Un "Allure of the Seas". © Reuters

Les bateaux de croisière, des géants des mers bien polluants… pour l’air

Le Vif

« La croisière abuse »: sous ce titre provocateur, deux associations française et allemande dénoncent la pollution atmosphérique provoquée dans les ports par les bateaux de croisière dont les puissants moteurs fonctionnent en continu même lors des escales.

« C’est une petite ville qui arrive », explique Adrien Brunetti de France Nature Environnement (FNE), en montrant le paquebot de la Royal Carribean « Allure of the Seas », en escale dans le port de Marseille, dans le sud de la France.

Ce navire, le plus grand bateau de croisière du monde, accueille à son bord 5.230 passagers et 2.300 membres d’équipage. « Les moteurs tournent en permanence pour alimenter les besoins des passagers » et faire fonctionner les 25 restaurants, quatre piscines, deux simulateurs de surf ou encore la patinoire, déplore M. Brunetti.

L’ONG allemande Nabu, partenaire de FNE, organise une campagne dans plusieurs ports européens, Marseille, mais aussi Venise, Barcelone, Lisbonne, Athènes ou Hambourg, pour mesurer la pollution atmosphérique de ces géants des mers, dont « Allure of the Seas » est l’archétype.

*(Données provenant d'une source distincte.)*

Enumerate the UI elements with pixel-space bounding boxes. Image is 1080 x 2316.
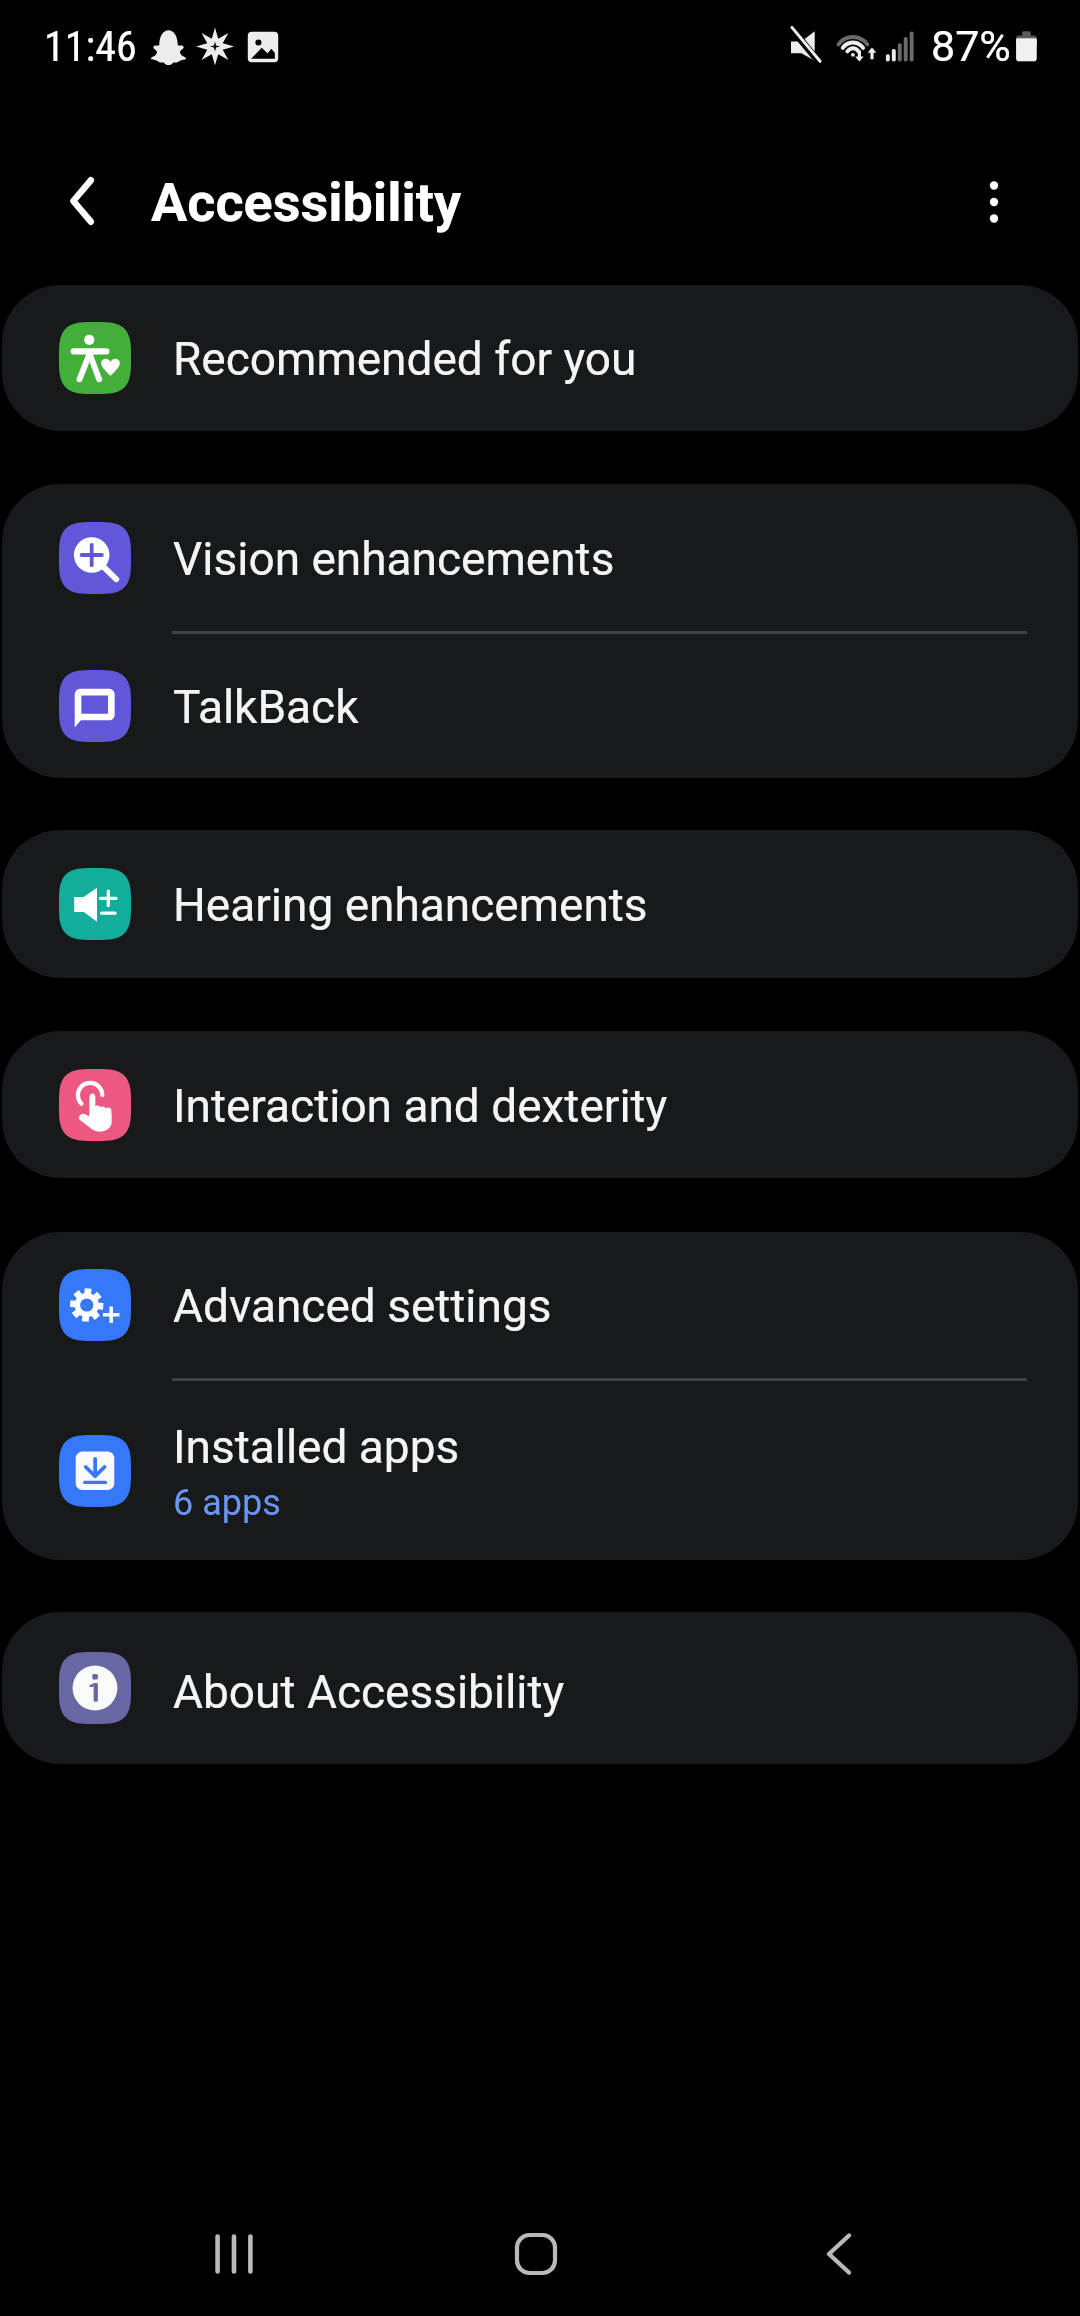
button[interactable]: Navigate up xyxy=(28,153,136,257)
staticText: Advanced settings xyxy=(173,1279,552,1333)
button[interactable]: Vision enhancements xyxy=(2,484,1078,631)
button[interactable]: Recent apps xyxy=(144,2174,324,2316)
button[interactable]: About Accessibility xyxy=(2,1612,1078,1764)
button[interactable]: Advanced settings xyxy=(2,1232,1078,1378)
staticText: Interaction and dexterity xyxy=(173,1079,668,1133)
staticText: TalkBack xyxy=(173,680,359,734)
staticText: 11:46 xyxy=(44,22,137,71)
staticText: Accessibility xyxy=(151,171,462,234)
button[interactable]: Back xyxy=(749,2174,929,2316)
button[interactable]: Hearing enhancements xyxy=(2,830,1078,978)
button[interactable]: Interaction and dexterity xyxy=(2,1031,1078,1178)
staticText: 87% xyxy=(931,21,1011,71)
staticText: 6 apps xyxy=(173,1482,281,1524)
staticText: Installed apps xyxy=(173,1420,460,1474)
button[interactable]: TalkBack xyxy=(2,634,1078,778)
button[interactable]: Home xyxy=(446,2174,626,2316)
staticText: Recommended for you xyxy=(173,332,637,386)
staticText: Vision enhancements xyxy=(173,532,615,586)
button[interactable]: Recommended for you xyxy=(2,285,1078,431)
button[interactable]: Installed apps xyxy=(2,1381,1078,1560)
staticText: About Accessibility xyxy=(173,1665,565,1719)
button[interactable]: More options xyxy=(940,153,1048,257)
staticText: Hearing enhancements xyxy=(173,878,648,932)
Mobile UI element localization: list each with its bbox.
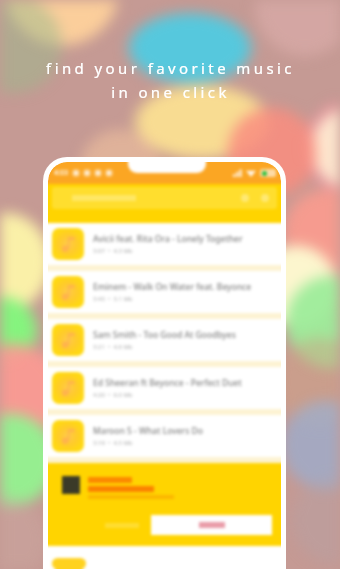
staticText: 3:45 • 5.1 Mb [93, 295, 133, 303]
staticText: 4:20 • 6.0 Mb [93, 391, 133, 399]
staticText: 3:07 • 4.3 Mb [93, 247, 133, 255]
button[interactable]: Avicii feat. Rita Ora - Lonely Together [48, 223, 281, 265]
staticText: Sam Smith - Too Good At Goodbyes [93, 329, 236, 341]
button[interactable]: Ed Sheeran ft Beyonce - Perfect Duet [48, 367, 281, 409]
staticText: find your favorite music [46, 58, 295, 78]
staticText: Maroon 5 - What Lovers Do [93, 425, 203, 437]
button[interactable]: Maroon 5 - What Lovers Do [48, 415, 281, 457]
staticText: 4:03 [54, 168, 68, 178]
button[interactable]: Sam Smith - Too Good At Goodbyes [48, 319, 281, 361]
staticText: Eminem - Walk On Water feat. Beyonce [93, 281, 252, 293]
staticText: 3:19 • 4.5 Mb [93, 439, 133, 447]
staticText: 3:21 • 4.6 Mb [93, 343, 133, 351]
button[interactable] [48, 463, 281, 546]
button[interactable]: Eminem - Walk On Water feat. Beyonce [48, 271, 281, 313]
staticText: Avicii feat. Rita Ora - Lonely Together [93, 233, 243, 245]
button[interactable] [52, 187, 277, 209]
staticText: in one click [111, 82, 230, 102]
button[interactable] [48, 558, 281, 569]
staticText: Ed Sheeran ft Beyonce - Perfect Duet [93, 377, 242, 389]
button[interactable] [151, 515, 272, 535]
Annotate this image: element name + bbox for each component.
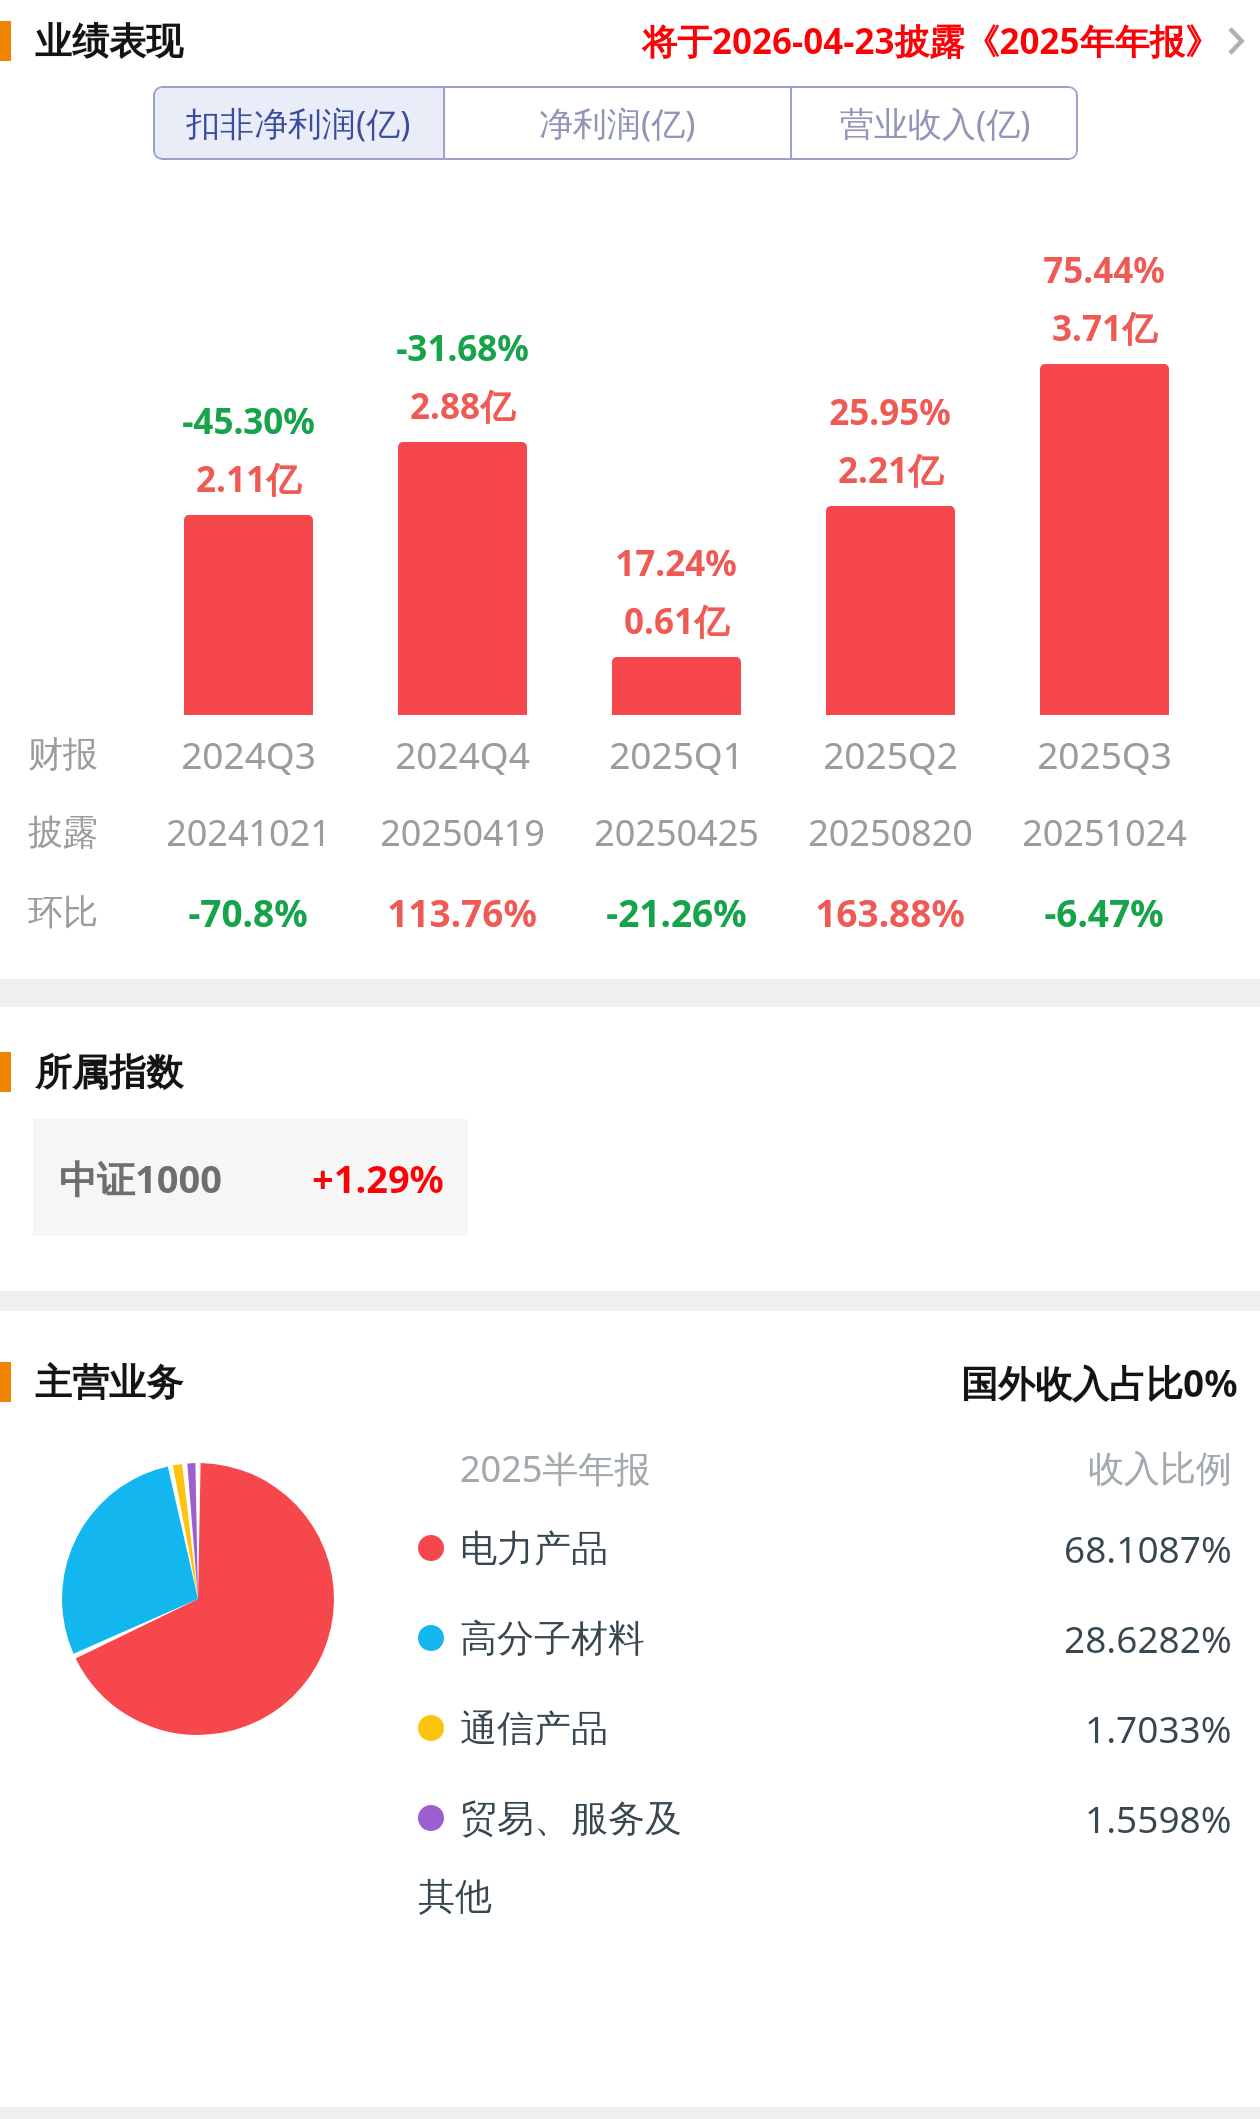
staticText: 披露 <box>28 810 98 854</box>
button[interactable]: 高分子材料 <box>400 1593 1232 1683</box>
button[interactable]: 通信产品 <box>400 1683 1232 1773</box>
staticText: 0.61亿 <box>624 597 729 645</box>
staticText: 高分子材料 <box>460 1615 645 1662</box>
staticText: -21.26% <box>606 887 747 937</box>
staticText: 75.44% <box>1043 246 1165 294</box>
staticText: 20250419 <box>380 808 545 857</box>
staticText: 28.6282% <box>1064 1613 1232 1663</box>
staticText: 2024Q3 <box>181 729 316 779</box>
staticText: 业绩表现 <box>35 18 183 65</box>
staticText: 1.5598% <box>1085 1793 1232 1843</box>
staticText: 20250425 <box>594 808 759 857</box>
staticText: 国外收入占比0% <box>961 1357 1238 1408</box>
button[interactable]: 25.95% <box>783 170 997 715</box>
staticText: +1.29% <box>312 1152 444 1204</box>
button[interactable]: 贸易、服务及 <box>400 1773 1232 1929</box>
staticText: 17.24% <box>615 539 737 587</box>
staticText: 113.76% <box>387 887 537 937</box>
staticText: 主营业务 <box>35 1359 183 1406</box>
staticText: 收入比例 <box>1088 1446 1232 1491</box>
staticText: 营业收入(亿) <box>840 100 1031 146</box>
staticText: -45.30% <box>182 397 315 445</box>
button[interactable]: -45.30% <box>141 170 355 715</box>
button[interactable]: 75.44% <box>997 170 1211 715</box>
staticText: 通信产品 <box>460 1705 608 1752</box>
staticText: -31.68% <box>396 324 529 372</box>
staticText: 其他 <box>418 1873 492 1920</box>
staticText: 25.95% <box>829 388 951 436</box>
staticText: -70.8% <box>188 887 308 937</box>
staticText: 1.7033% <box>1085 1703 1232 1753</box>
button[interactable]: 将于2026-04-23披露《2025年年报》 <box>642 17 1260 65</box>
staticText: 2025半年报 <box>460 1444 651 1493</box>
staticText: 2025Q3 <box>1037 729 1172 779</box>
button[interactable]: 扣非净利润(亿) <box>153 86 443 160</box>
staticText: 2.88亿 <box>410 382 515 430</box>
staticText: 163.88% <box>815 887 965 937</box>
staticText: 将于2026-04-23披露《2025年年报》 <box>642 17 1220 65</box>
staticText: 环比 <box>28 890 98 934</box>
staticText: 3.71亿 <box>1052 304 1157 352</box>
staticText: 净利润(亿) <box>539 100 696 146</box>
staticText: 贸易、服务及 <box>460 1795 682 1842</box>
button[interactable]: 净利润(亿) <box>445 86 790 160</box>
staticText: 2025Q1 <box>609 729 744 779</box>
button[interactable]: 电力产品 <box>400 1503 1232 1593</box>
staticText: 2.21亿 <box>838 446 943 494</box>
staticText: 68.1087% <box>1064 1523 1232 1573</box>
button[interactable]: 营业收入(亿) <box>792 86 1078 160</box>
staticText: 中证1000 <box>59 1152 222 1204</box>
staticText: 2.11亿 <box>196 455 301 503</box>
other: 查看详情 <box>1226 24 1246 58</box>
staticText: 20241021 <box>166 808 331 857</box>
button[interactable]: -31.68% <box>355 170 569 715</box>
staticText: 电力产品 <box>460 1525 608 1572</box>
staticText: 20251024 <box>1022 808 1187 857</box>
staticText: 2025Q2 <box>823 729 958 779</box>
button[interactable]: 17.24% <box>569 170 783 715</box>
staticText: 财报 <box>28 732 98 776</box>
staticText: 20250820 <box>808 808 973 857</box>
button[interactable]: 中证1000 <box>33 1119 468 1236</box>
staticText: 所属指数 <box>35 1049 183 1096</box>
staticText: 2024Q4 <box>395 729 530 779</box>
staticText: 扣非净利润(亿) <box>186 100 411 146</box>
staticText: -6.47% <box>1044 887 1164 937</box>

Un petit détecteur à particules en main, le Dr Axel Friedrich, consultant pour Nabu, explique que ce paquebot produit 80 mégawatts pour l’énergie à bord et 60 pour la propulsion en brûlant du diesel, entraînant le rejet d’oxydes de soufre et d’azote ainsi que des particules fines. D’où une pollution en mer, à l’approche des côtes et au stationnement que la brise marine repousse le plus souvent à l’intérieur des terres.

Mais c’est surtout le type de carburant utilisé qui exaspère les défenseurs de l’environnement: du fioul lourd, peu cher, très chargé en soufre, à 3,5%, « jusqu’à 3.500 fois plus polluant que les voitures ». « Et les moteurs ne sont pas équipés de filtres à particules ! »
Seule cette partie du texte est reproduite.